By David Powell
One of the main benefits of operating your business as a limited liability company is to protect you personally: a company exists as a separate legal entity. As such, the company enters into contracts in its own name (rather than you having to sign on the dotted line yourself as the business owner) and, if something were to go wrong, then any claims would be properly made against the company instead of the business owner(s). Why then, when seeking loan funding for your business, is it highly likely that a lender will ask you as the business owner/director to provide a ‘personal guarantee’?

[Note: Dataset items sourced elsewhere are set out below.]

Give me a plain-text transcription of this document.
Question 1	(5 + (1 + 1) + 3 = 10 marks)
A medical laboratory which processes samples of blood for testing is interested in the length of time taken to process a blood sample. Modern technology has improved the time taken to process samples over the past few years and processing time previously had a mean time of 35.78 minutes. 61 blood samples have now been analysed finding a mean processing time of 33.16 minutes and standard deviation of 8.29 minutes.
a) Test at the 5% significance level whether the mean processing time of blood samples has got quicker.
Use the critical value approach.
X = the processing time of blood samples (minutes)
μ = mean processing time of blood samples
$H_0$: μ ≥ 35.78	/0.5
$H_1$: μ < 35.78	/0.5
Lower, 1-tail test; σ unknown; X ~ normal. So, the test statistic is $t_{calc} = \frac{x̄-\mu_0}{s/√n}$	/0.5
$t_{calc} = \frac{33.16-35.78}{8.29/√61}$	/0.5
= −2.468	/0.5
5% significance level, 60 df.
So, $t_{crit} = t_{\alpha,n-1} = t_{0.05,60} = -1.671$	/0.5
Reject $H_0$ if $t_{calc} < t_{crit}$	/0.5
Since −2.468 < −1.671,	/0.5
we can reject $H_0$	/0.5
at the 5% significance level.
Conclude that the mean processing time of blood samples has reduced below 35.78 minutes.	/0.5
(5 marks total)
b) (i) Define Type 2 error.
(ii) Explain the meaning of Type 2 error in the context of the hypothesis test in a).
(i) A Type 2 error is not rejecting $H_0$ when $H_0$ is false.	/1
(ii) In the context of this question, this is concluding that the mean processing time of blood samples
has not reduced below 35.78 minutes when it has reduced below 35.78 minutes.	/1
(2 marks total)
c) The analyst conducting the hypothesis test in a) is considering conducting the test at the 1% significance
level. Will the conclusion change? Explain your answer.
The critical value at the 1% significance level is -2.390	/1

When you provide a personal guarantee, you allow a lender to pursue you personally if the business can’t repay its loan. Depending on the loan agreement signed by your business, and the guarantee signed by you, this can mean different things but you might have given the lender permission to take assets that you own, such as your family home or car. Furthermore it is also likely that the lender will be entitled to take legal action against you, which would damage your personal credit and could make it difficult to borrow in the future, not to mention make it more difficult for you to find employment, buy insurances or rent a place to live.

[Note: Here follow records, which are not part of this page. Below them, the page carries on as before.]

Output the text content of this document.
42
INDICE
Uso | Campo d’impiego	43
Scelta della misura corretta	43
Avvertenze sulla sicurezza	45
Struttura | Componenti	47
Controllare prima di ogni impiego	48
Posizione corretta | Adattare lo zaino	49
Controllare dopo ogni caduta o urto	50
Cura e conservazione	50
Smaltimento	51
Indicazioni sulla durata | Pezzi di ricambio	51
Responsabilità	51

When businesses borrow money, particularly start-up and SME businesses, lenders more often than not require a personal guarantee from the business owner or other key individuals in the business. Ideally, the business would borrow on its own without involving anybody’s personal assets, but sometimes that’s not an option. Lenders always evaluate borrowers to predict whether or not they’ll repay and for a start-up or young business that has limited information to provide, particularly if it has not borrowed before, it is too risky for lenders because the business probably doesn’t have a credit history of its own.
When lenders can’t make a decision based on the business’ historical information, they may still lend albeit at an extremely high interest rate. In order to reduce the risk to the lender, and therefore achieve a lower interest rate, borrowers will be required to offer the lender sufficient security. Such security may include a legal charge over the business property, a debenture over all of the other assets of the business or a personal guarantee by the business owner.
A personal guarantee allows a business to borrow by the business owner putting his or her personal finances on the line and even if the business is incorporated to limit personal liability, the business owners who provide a guarantee become personally tied to the loan. Lenders want to be able to recoup their money no matter what happens to your business and quite often with new businesses they will ask the question: why should they take a risk if you as a business owner are not willing to put skin in the game.
Often, providing a personal guarantee is the only means of obtaining a business loan. It is therefore important you understand that such a guarantee will pierce the veil of limited liability of having incorporated and that you seek early advice as to how your new found liability can be managed.